One of the World Heritage Sites in Holland is called ‘The Lines of Amsterdam’. The ‘Lines’ are the extended defences of Amsterdam stretching right round the city, sometimes as just the sea but for long stretches as built walls, banks, ditches, mounds, and gun emplacements. Their origins go back to the 1880s, after experience during the Franco-German war of 1870-71, and their last active phase was when, towards the end of the Second World War, the retreating German army stripped the defences of their armament.
The ‘Lines of Friston’, so-named by me, are not quite on that scale, though the name of the Amsterdam defences is the source of my title.
Friston is a small village in coastal Suffolk where I had a cottage for a short time six years ago. It lies just 4 miles inland from Aldeburgh and the long, often lonely beaches which were regarded c1939-40 as a highly-likely landing area for the forthcoming German invasion. Hence the ‘Lines of Friston’, four carefully placed blockhouses on its eastern approaches along the main road from Aldeburgh (the A1064).

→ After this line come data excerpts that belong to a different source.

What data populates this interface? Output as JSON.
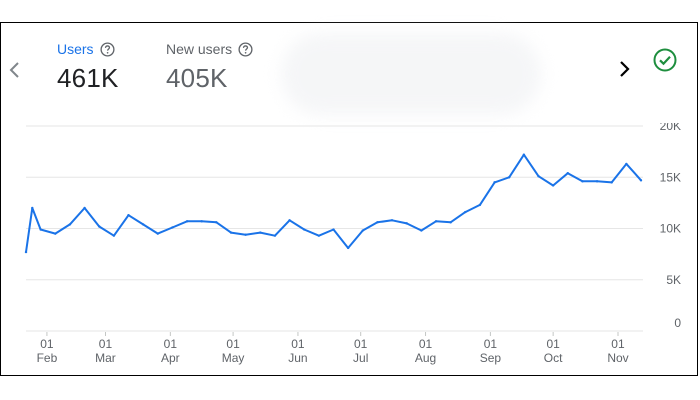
{
  "metrics": {
    "users": {
      "label": "Users",
      "value": "461K"
    },
    "new_users": {
      "label": "New users",
      "value": "405K"
    }
  },
  "icons": {
    "prev": "chevron-left-icon",
    "next": "chevron-right-icon",
    "help": "help-circle-icon",
    "status": "check-circle-icon"
  },
  "colors": {
    "accent": "#1a73e8",
    "line": "#1a73e8",
    "status": "#1e8e3e"
  },
  "chart_data": {
    "type": "line",
    "title": "",
    "xlabel": "",
    "ylabel": "",
    "ylim": [
      0,
      20000
    ],
    "y_ticks": [
      "20K",
      "15K",
      "10K",
      "5K",
      "0"
    ],
    "y_tick_values": [
      20000,
      15000,
      10000,
      5000,
      0
    ],
    "x_ticks": [
      {
        "day": "01",
        "month": "Feb"
      },
      {
        "day": "01",
        "month": "Mar"
      },
      {
        "day": "01",
        "month": "Apr"
      },
      {
        "day": "01",
        "month": "May"
      },
      {
        "day": "01",
        "month": "Jun"
      },
      {
        "day": "01",
        "month": "Jul"
      },
      {
        "day": "01",
        "month": "Aug"
      },
      {
        "day": "01",
        "month": "Sep"
      },
      {
        "day": "01",
        "month": "Oct"
      },
      {
        "day": "01",
        "month": "Nov"
      }
    ],
    "x": [
      "2023-01-22",
      "2023-01-25",
      "2023-01-29",
      "2023-02-05",
      "2023-02-12",
      "2023-02-19",
      "2023-02-26",
      "2023-03-05",
      "2023-03-12",
      "2023-03-19",
      "2023-03-26",
      "2023-04-02",
      "2023-04-09",
      "2023-04-16",
      "2023-04-23",
      "2023-04-30",
      "2023-05-07",
      "2023-05-14",
      "2023-05-21",
      "2023-05-28",
      "2023-06-04",
      "2023-06-11",
      "2023-06-18",
      "2023-06-25",
      "2023-07-02",
      "2023-07-09",
      "2023-07-16",
      "2023-07-23",
      "2023-07-30",
      "2023-08-06",
      "2023-08-13",
      "2023-08-20",
      "2023-08-27",
      "2023-09-03",
      "2023-09-10",
      "2023-09-17",
      "2023-09-24",
      "2023-10-01",
      "2023-10-08",
      "2023-10-15",
      "2023-10-22",
      "2023-10-29",
      "2023-11-05",
      "2023-11-12"
    ],
    "series": [
      {
        "values": [
          7700,
          12000,
          9900,
          9500,
          10400,
          12000,
          10200,
          9300,
          11300,
          10400,
          9500,
          10100,
          10700,
          10700,
          10600,
          9600,
          9400,
          9600,
          9300,
          10800,
          9900,
          9300,
          9900,
          8100,
          9800,
          10600,
          10800,
          10500,
          9800,
          10700,
          10600,
          11600,
          12300,
          14500,
          15000,
          17200,
          15100,
          14200,
          15400,
          14600,
          14600,
          14500,
          16300,
          14700
        ]
      }
    ],
    "grid": true,
    "legend": "none"
  }
}
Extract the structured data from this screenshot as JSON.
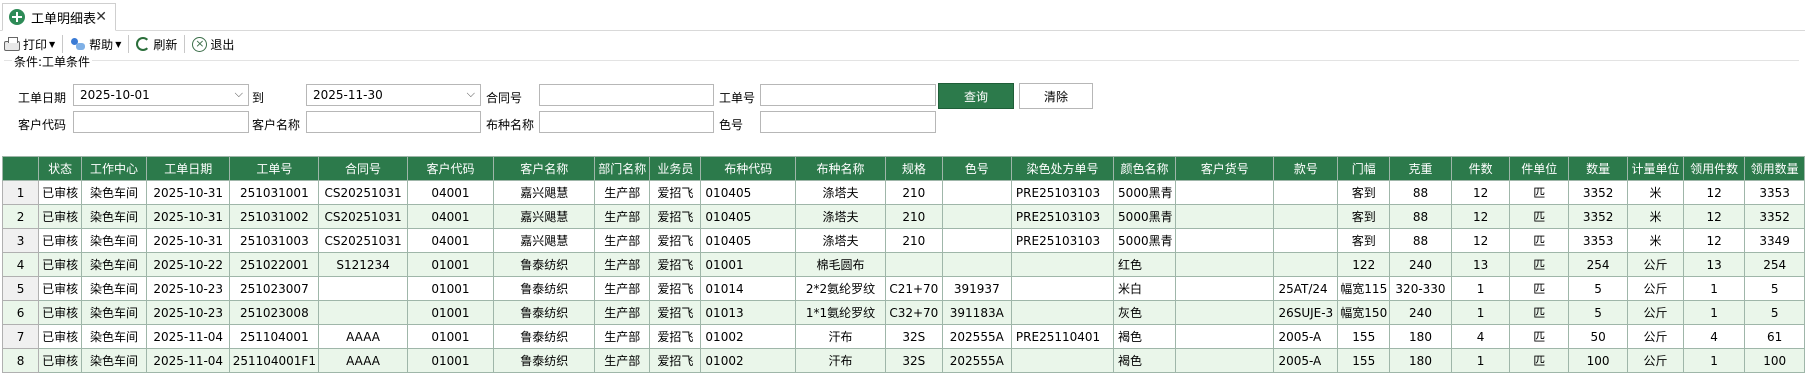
{
  "tab": {
    "title": "工单明细表",
    "close": "✕"
  },
  "toolbar": {
    "print": "打印",
    "help": "帮助",
    "refresh": "刷新",
    "exit": "退出",
    "caret": "▼"
  },
  "filter": {
    "legend": "条件:工单条件",
    "order_date_label": "工单日期",
    "date_from": "2025-10-01",
    "to_label": "到",
    "date_to": "2025-11-30",
    "contract_label": "合同号",
    "contract_value": "",
    "order_no_label": "工单号",
    "order_no_value": "",
    "customer_code_label": "客户代码",
    "customer_code_value": "",
    "customer_name_label": "客户名称",
    "customer_name_value": "",
    "fabric_name_label": "布种名称",
    "fabric_name_value": "",
    "color_no_label": "色号",
    "color_no_value": "",
    "query_button": "查询",
    "clear_button": "清除",
    "select_arrow": "⌵"
  },
  "colors": {
    "header_bg": "#2c7a4b",
    "alt_row_bg": "#eaf6ea",
    "query_button_bg": "#2c7a4b"
  },
  "table": {
    "columns": [
      "",
      "状态",
      "工作中心",
      "工单日期",
      "工单号",
      "合同号",
      "客户代码",
      "客户名称",
      "部门名称",
      "业务员",
      "布种代码",
      "布种名称",
      "规格",
      "色号",
      "染色处方单号",
      "颜色名称",
      "客户货号",
      "款号",
      "门幅",
      "克重",
      "件数",
      "件单位",
      "数量",
      "计量单位",
      "领用件数",
      "领用数量"
    ],
    "rows": [
      [
        "1",
        "已审核",
        "染色车间",
        "2025-10-31",
        "251031001",
        "CS20251031",
        "04001",
        "嘉兴飓慧",
        "生产部",
        "爱招飞",
        "010405",
        "涤塔夫",
        "210",
        "",
        "PRE25103103",
        "5000黑青",
        "",
        "",
        "客到",
        "88",
        "12",
        "匹",
        "3352",
        "米",
        "12",
        "3353"
      ],
      [
        "2",
        "已审核",
        "染色车间",
        "2025-10-31",
        "251031002",
        "CS20251031",
        "04001",
        "嘉兴飓慧",
        "生产部",
        "爱招飞",
        "010405",
        "涤塔夫",
        "210",
        "",
        "PRE25103103",
        "5000黑青",
        "",
        "",
        "客到",
        "88",
        "12",
        "匹",
        "3352",
        "米",
        "12",
        "3352"
      ],
      [
        "3",
        "已审核",
        "染色车间",
        "2025-10-31",
        "251031003",
        "CS20251031",
        "04001",
        "嘉兴飓慧",
        "生产部",
        "爱招飞",
        "010405",
        "涤塔夫",
        "210",
        "",
        "PRE25103103",
        "5000黑青",
        "",
        "",
        "客到",
        "88",
        "12",
        "匹",
        "3353",
        "米",
        "12",
        "3349"
      ],
      [
        "4",
        "已审核",
        "染色车间",
        "2025-10-22",
        "251022001",
        "S121234",
        "01001",
        "鲁泰纺织",
        "生产部",
        "爱招飞",
        "01001",
        "棉毛圆布",
        "",
        "",
        "",
        "红色",
        "",
        "",
        "122",
        "240",
        "13",
        "匹",
        "254",
        "公斤",
        "13",
        "254"
      ],
      [
        "5",
        "已审核",
        "染色车间",
        "2025-10-23",
        "251023007",
        "",
        "01001",
        "鲁泰纺织",
        "生产部",
        "爱招飞",
        "01014",
        "2*2氨纶罗纹",
        "C21+70",
        "391937",
        "",
        "米白",
        "",
        "25AT/24",
        "幅宽115",
        "320-330",
        "1",
        "匹",
        "5",
        "公斤",
        "1",
        "5"
      ],
      [
        "6",
        "已审核",
        "染色车间",
        "2025-10-23",
        "251023008",
        "",
        "01001",
        "鲁泰纺织",
        "生产部",
        "爱招飞",
        "01013",
        "1*1氨纶罗纹",
        "C32+70",
        "391183A",
        "",
        "灰色",
        "",
        "26SUJE-3",
        "幅宽150",
        "240",
        "1",
        "匹",
        "5",
        "公斤",
        "1",
        "5"
      ],
      [
        "7",
        "已审核",
        "染色车间",
        "2025-11-04",
        "251104001",
        "AAAA",
        "01001",
        "鲁泰纺织",
        "生产部",
        "爱招飞",
        "01002",
        "汗布",
        "32S",
        "202555A",
        "PRE25110401",
        "褐色",
        "",
        "2005-A",
        "155",
        "180",
        "4",
        "匹",
        "50",
        "公斤",
        "4",
        "61"
      ],
      [
        "8",
        "已审核",
        "染色车间",
        "2025-11-04",
        "251104001F1",
        "AAAA",
        "01001",
        "鲁泰纺织",
        "生产部",
        "爱招飞",
        "01002",
        "汗布",
        "32S",
        "202555A",
        "",
        "褐色",
        "",
        "2005-A",
        "155",
        "180",
        "1",
        "匹",
        "100",
        "公斤",
        "1",
        "100"
      ]
    ]
  }
}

Recently the rather scruffy hedges have been removed in the area and, although new hedges have already been planted, for the moment two of the blockhouses on the west of the road, sitting in newly-ploughed arable, are fully in view from the road where attack was presumably expected to come from. Here is that view, with photographs of the individual blockhouses following:
The two blockhouses west of the A1064, with Friston village to the right and the southern blockhouse to the left
The northern blockhouse The southern blockhouse
Though not quite on the scale of the Amsterdam defences, four blockhouses ‘defending’ one village is surely unusual. I would guess this little group has been properly written up somewhere and it will be interesting to follow up my minor piece of opportunistic photography of structures which, though constructed within my lifetime, are now fully ‘historic monuments’ in their own right. Perhaps I am too?